The exhibit contents, curated by University of Oklahoma College of Architecture faculty, examine the radical pedagogy of Bruce Goff. Chair of the College from 1947-55, Goff and his students created wildly organic projects, in contrast to the rectangularity of mainstream programs. A white box gallery would not be a sympathetic setting for the works.

Instead, the solution captures the “American School” spirit in a choreographed emotional journey for visitors. Visual cues attract and imply direction along a continuous path, the space compressing and releasing to signal distinct curatorial sections. Within the main section, information is parsed among purpose-made “stations.” The recyclable exhibition materials evoke an architectural model, combining with the other strategies to exemplify American School values of being contextual, experimental and resourceful.

Goals

The project site is the University's art museum, so integrating an exhibition design is critically important. RENEGADES is an atypical exhibit design as it aspires to inhabit the realms of art and architecture, while mediating between a large gallery space and the curated works.

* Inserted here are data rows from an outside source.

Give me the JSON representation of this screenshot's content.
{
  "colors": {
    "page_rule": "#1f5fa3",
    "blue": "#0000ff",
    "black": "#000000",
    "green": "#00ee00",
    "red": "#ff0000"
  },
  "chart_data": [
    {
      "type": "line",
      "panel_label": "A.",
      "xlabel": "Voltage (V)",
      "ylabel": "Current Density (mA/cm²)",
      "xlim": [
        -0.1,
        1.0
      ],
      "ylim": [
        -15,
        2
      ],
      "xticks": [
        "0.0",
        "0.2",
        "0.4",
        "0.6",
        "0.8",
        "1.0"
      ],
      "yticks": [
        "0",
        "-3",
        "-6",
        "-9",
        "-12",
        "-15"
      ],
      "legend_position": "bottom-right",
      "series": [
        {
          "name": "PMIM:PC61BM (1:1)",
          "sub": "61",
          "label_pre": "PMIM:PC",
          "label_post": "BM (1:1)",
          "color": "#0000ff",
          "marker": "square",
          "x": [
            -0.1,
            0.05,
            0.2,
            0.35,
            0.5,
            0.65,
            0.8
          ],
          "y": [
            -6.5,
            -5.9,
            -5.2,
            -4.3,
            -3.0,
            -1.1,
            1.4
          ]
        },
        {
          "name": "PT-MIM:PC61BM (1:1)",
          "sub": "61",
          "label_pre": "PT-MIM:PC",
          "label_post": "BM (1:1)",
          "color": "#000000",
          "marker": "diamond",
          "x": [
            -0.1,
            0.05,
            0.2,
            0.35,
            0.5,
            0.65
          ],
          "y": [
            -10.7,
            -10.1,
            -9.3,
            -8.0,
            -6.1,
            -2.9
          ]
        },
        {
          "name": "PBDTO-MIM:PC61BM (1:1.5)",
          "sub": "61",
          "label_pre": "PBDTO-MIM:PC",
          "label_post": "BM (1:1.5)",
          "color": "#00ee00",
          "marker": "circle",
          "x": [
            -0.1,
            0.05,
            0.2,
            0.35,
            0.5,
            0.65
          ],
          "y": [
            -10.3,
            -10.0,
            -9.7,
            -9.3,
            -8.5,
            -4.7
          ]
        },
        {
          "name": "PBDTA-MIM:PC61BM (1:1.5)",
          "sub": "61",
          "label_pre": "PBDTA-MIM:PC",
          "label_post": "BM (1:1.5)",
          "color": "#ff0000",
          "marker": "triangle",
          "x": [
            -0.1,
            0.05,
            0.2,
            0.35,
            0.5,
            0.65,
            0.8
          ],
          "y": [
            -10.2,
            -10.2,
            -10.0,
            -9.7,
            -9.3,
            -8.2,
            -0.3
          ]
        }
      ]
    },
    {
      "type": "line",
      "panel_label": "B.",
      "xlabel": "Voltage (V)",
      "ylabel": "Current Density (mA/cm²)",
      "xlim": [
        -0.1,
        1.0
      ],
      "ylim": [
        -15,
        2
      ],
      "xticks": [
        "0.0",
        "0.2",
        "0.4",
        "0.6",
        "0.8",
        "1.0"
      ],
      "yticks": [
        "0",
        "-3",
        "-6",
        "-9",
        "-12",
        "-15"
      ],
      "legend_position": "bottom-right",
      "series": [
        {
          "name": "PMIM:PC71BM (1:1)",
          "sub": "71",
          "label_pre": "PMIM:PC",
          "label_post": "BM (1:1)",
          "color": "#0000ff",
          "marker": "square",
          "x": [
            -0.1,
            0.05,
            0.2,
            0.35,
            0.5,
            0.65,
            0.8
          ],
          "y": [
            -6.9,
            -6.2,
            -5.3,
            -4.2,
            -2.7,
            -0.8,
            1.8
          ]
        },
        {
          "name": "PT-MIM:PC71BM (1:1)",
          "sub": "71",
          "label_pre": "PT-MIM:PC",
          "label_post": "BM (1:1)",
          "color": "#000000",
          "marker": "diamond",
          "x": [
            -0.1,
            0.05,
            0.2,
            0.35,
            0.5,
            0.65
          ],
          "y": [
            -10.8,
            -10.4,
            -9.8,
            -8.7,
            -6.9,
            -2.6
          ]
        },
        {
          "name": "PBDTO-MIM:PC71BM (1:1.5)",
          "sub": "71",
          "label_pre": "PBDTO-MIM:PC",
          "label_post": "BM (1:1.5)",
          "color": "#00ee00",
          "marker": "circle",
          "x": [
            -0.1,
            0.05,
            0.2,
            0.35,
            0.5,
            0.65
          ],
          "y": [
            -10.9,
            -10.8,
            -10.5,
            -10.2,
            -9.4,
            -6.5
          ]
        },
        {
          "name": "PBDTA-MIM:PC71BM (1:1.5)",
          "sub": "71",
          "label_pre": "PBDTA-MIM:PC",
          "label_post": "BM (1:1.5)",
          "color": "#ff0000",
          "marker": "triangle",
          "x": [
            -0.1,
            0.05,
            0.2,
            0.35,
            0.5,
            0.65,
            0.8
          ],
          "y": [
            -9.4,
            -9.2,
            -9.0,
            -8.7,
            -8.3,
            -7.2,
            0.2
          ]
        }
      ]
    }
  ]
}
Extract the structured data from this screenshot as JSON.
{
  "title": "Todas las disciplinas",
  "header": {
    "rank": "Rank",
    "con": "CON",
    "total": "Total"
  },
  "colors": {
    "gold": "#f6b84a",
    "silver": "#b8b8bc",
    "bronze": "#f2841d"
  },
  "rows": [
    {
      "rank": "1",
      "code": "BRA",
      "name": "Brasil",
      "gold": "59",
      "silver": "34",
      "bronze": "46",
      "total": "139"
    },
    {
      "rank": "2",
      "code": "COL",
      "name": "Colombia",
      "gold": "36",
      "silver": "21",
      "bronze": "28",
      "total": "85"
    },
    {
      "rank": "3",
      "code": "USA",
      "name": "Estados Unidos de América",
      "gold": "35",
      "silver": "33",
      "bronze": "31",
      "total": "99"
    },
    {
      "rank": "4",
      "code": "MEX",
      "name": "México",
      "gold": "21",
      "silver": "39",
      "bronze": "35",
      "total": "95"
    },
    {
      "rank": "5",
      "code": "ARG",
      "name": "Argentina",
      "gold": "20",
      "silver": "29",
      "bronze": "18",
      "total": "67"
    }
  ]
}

The exhibition design walks a line of deference to the exhibited works while putting them in a sympathetic atmosphere. Further, the exhibit design aims to illustrate key characteristics of American School work. For example, the geometry is drawn from two of the best known American School projects - Bruce Goff's Bavinger House and Herb Greene's Prairie House. The "shingled" arrangement of elements in plan and elevation recalls an American School strategy of using off-the-shelf materials arranged in organic shapes. Indeed, the material choices exemplify American School resourcefulness by using readily available, recycled/recyclable products with plans to re-use materials after the exhibit closes.

Project integration at the museum was also critically important because the exhibit design and its contents are the platform for the first "Schools of Thought" conference hosted by the University of Oklahoma College of Architecture. This made the exhibit opening directly accessible from the conference venue.

Process

The cardboard finishes and honeycomb panel exhibits fixtures were detailed in fabrication drawings by the design team. These were fabricated in the College's digital fabrication lab where no one is afraid of an unusual project.

However, it was a different story for the sloped, tilted, shingled plywood spiral that houses an exhibit of American School works lost to fire or demolition. This work required assistance from a professional millwork shop, but the owner initially said the spiral is "too wild" to build. The design team accepted the challenge and clarified the spiral design to illustrate that each of the 21 seemingly unique panels could be built on the same jig. A little persuasion and a digital model proving the geometric rigor convinced the millwork shop that they could in fact build the plywood spiral.

All construction in the gallery had to happen within a three week window. It followed that the project delivery style resembles that of the Bavinger House and Prairie House: the project design team; university faculty and staff; students; friends and family members all participated in the building process.